The smart thing would be to experiment with different 'Talent' and let various comedians host their own segments (for Jay) and let Jay be 'ring master' you could have Jim Norton, Patrice O'Neil, David Duchovny, or Kelly Ripa go do a zany stunt or interview someone 'Odd' and it's all spontanious as P.J. suggests would create excitement.

You'd never know who was going to make what? Paris Hilton interviews Fox News's Glen Beck. Gilbert Gottfried or Kevin Smith play sports with Amish people in Pa...what? You'd watch that! Why cause it's not the same old Jay!

 

Comment posted on September 15, 2009 5:02 PM


notunfunny said:

It was EXACTLY what I thought it would be. Leno has been bland, generic, boring, dull, unfunny and perfectly ideal for falling asleep to for years at 11:30.

Why on earth would it be any different at 10?

Better question, why is Letterman in repeats?

Comment posted on September 15, 2009 9:16 PM


Dan said:

I DVRerd the show and even with that it was unwatchable.

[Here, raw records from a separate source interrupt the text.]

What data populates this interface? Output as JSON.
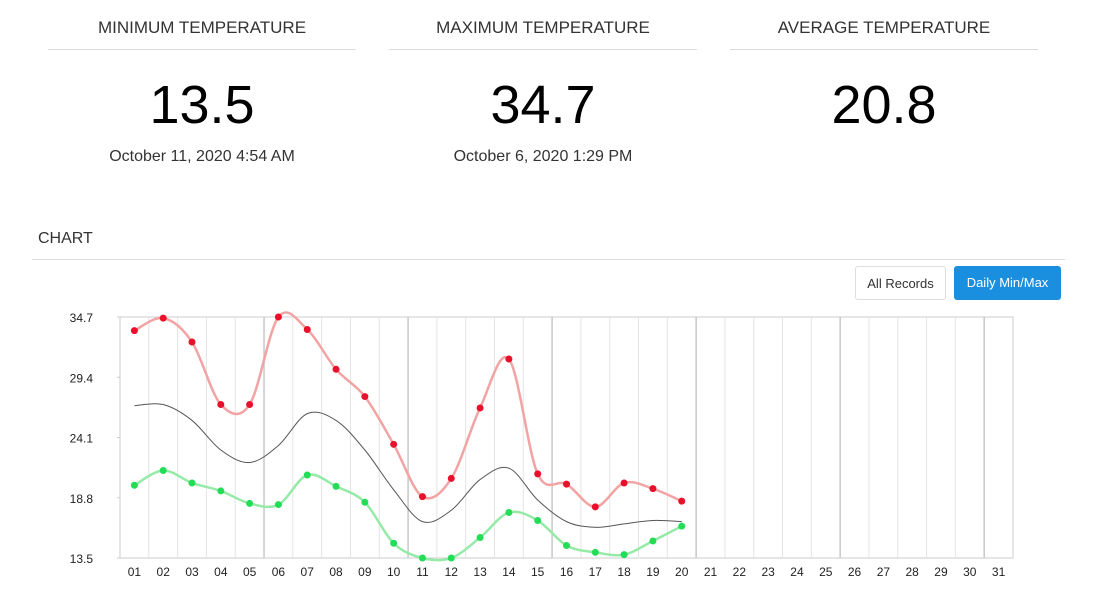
{
  "stats": [
    {
      "title": "MINIMUM TEMPERATURE",
      "value": "13.5",
      "date": "October 11, 2020 4:54 AM"
    },
    {
      "title": "MAXIMUM TEMPERATURE",
      "value": "34.7",
      "date": "October 6, 2020 1:29 PM"
    },
    {
      "title": "AVERAGE TEMPERATURE",
      "value": "20.8"
    }
  ],
  "chart_section": {
    "title": "CHART",
    "buttons": [
      "All Records",
      "Daily Min/Max"
    ]
  },
  "chart_data": {
    "type": "line",
    "categories": [
      "01",
      "02",
      "03",
      "04",
      "05",
      "06",
      "07",
      "08",
      "09",
      "10",
      "11",
      "12",
      "13",
      "14",
      "15",
      "16",
      "17",
      "18",
      "19",
      "20",
      "21",
      "22",
      "23",
      "24",
      "25",
      "26",
      "27",
      "28",
      "29",
      "30",
      "31"
    ],
    "series": [
      {
        "color": "#e8102a",
        "line_color": "#f2a3a3",
        "values": [
          33.5,
          34.6,
          32.5,
          27.0,
          27.0,
          34.7,
          33.6,
          30.1,
          27.7,
          23.5,
          18.9,
          20.5,
          26.7,
          31.0,
          20.9,
          20.0,
          18.0,
          20.1,
          19.6,
          18.5,
          null,
          null,
          null,
          null,
          null,
          null,
          null,
          null,
          null,
          null,
          null
        ]
      },
      {
        "color": "#22dd55",
        "line_color": "#95eaa8",
        "values": [
          19.9,
          21.2,
          20.1,
          19.4,
          18.3,
          18.2,
          20.8,
          19.8,
          18.4,
          14.8,
          13.5,
          13.5,
          15.3,
          17.5,
          16.8,
          14.6,
          14.0,
          13.8,
          15.0,
          16.3,
          null,
          null,
          null,
          null,
          null,
          null,
          null,
          null,
          null,
          null,
          null
        ]
      },
      {
        "color": "#555555",
        "values": [
          26.9,
          27.0,
          25.6,
          23.0,
          21.9,
          23.4,
          26.2,
          25.6,
          23.0,
          19.5,
          16.7,
          17.7,
          20.4,
          21.4,
          18.6,
          16.7,
          16.2,
          16.5,
          16.8,
          16.7,
          null,
          null,
          null,
          null,
          null,
          null,
          null,
          null,
          null,
          null,
          null
        ]
      }
    ],
    "ylim": [
      13.5,
      34.7
    ],
    "yticks": [
      13.5,
      18.8,
      24.1,
      29.4,
      34.7
    ]
  }
}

Jay is basically a middle of the road likeable guy, and I actually felt sorry for him.

Five nights a week of this will never last. I give it until October.

Sarah, thankfully when the new season starts we will have real television series to watch on the OTHER networks and cable TV, while NBC continues to fade as a once great network. Like you, I cannot wait for the new shows and my old favorites. (Boy will I miss ER on Thursday nights).

In the interim, if NBC wanted to try a new bold 10 PM experiment, it should have given Leno one night a week to do a true comedy/variety show, something actually entertaining for a change.

Where has all the talent gone?

I also think he is going to KILL Conan, already struggling against Letterman with his own problems.

Entertainment, something sorely lacking at NBC of late.

Comment posted on September 15, 2009 11:47 PM


Doug Dobbs said:

I was surprised Jay's new show is not in surround sound. I have a 5.1 system and it's only being broadcast in stereo. You'd think with a complete retooling of the set and entire look, the sound would be just as great.

Comment posted on September 16, 2009 8:55 AM


Joy said:

The long and short of it is that the show is boring. There's nothing new about it.

I'd love to see the return of a real variety show--something fun and entertaining between all the horrible news on TV. This isn't it.

Comment posted on September 16, 2009 2:48 PM


Aaron said:

In all of Leno's interviews leading up to Monday, his response to "what's different" was to say that the desk was gone, the set was new, they had some "correspondents", and some new bits. It sounded like he was being cagey, however that is exactly what we got. Too bad it isn't enough.

Actually with the way the promos were hitting headlines and his talk of correspondents I thought they were going to try to rip off The Daily Show.